Cassandra – Read from Partition in Local Node Only

cassandra

I'm aware that I can read from any cassandra node and it acts as coordinator to read from the node containing a specific partition, but can I read data only from the partition which is on the node I'm connecting to?

In other words, when a cassandra cluster has 10 nodes, it contains 10 partitions on each node (and maybe replicas on other nodes when RF is set).
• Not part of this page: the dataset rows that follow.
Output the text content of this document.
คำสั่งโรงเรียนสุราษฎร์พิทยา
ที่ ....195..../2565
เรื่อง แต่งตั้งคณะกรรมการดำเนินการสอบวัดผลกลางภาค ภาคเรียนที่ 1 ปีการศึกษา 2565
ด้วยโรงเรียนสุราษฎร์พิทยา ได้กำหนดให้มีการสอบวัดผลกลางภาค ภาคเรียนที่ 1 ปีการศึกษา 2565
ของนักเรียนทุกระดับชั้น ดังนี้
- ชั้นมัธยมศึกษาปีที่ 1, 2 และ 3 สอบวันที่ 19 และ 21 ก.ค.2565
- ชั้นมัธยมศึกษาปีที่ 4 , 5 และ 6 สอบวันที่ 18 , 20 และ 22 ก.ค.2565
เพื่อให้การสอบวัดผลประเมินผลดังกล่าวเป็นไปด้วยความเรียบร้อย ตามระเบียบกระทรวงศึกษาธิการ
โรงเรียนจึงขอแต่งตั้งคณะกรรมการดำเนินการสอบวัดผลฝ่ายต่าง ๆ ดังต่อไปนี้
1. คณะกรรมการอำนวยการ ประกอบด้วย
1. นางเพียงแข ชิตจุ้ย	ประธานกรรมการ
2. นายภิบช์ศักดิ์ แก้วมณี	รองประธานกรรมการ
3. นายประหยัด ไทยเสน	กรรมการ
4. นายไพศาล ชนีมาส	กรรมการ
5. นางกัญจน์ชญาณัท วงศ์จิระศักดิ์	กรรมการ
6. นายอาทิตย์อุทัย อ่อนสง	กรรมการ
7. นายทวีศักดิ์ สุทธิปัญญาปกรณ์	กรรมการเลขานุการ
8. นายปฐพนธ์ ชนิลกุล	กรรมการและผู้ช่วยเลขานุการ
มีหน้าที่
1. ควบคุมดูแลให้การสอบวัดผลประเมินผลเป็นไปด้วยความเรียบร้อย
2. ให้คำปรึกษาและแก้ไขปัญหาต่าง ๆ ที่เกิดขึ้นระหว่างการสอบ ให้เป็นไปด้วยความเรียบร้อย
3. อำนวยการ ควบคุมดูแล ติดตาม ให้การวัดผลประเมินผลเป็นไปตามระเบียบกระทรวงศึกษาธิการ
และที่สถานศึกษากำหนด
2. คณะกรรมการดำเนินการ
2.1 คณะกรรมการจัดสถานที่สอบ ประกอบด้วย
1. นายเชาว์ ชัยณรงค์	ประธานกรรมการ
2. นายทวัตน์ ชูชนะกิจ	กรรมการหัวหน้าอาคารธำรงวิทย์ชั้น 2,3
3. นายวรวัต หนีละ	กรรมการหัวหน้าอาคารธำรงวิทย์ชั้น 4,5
When I send a SELECT * FROM TABLE I would like to get only 1/10th of the total data, which is really stored on that specific node without any traffic to other nodes.

Thank you so much!

Best Answer

You can do it as following (classes names, etc. are for driver 3.x, could be slightly different in 4.x):

  • Identify what token ranges are handled by specific node - you can obtain this information from Metadata class as cluster.getMetadata().getTokenRanges(keyspace, host) (see doc);
  • for every token range repeat:
    • generate the query like select * from table where token(part_keys) > rangeStart AND token(part_keys) <= rangeEnd (but this may not work all the time, as you need to handle cases when node's token range is split between end of token ring and begin of token ring - see linked code)
    • create an instance of Statement for each query (for example, as SimpleStatement), and set consistency level to LOCAL_ONE and host to which query should be sent (via setHost function)
    • perform query using the execute or executeAsync functions and process data

Source code that performs a full cluster scan could be found here - you can reuse pieces of it regarding generation of queries on token ranges, etc.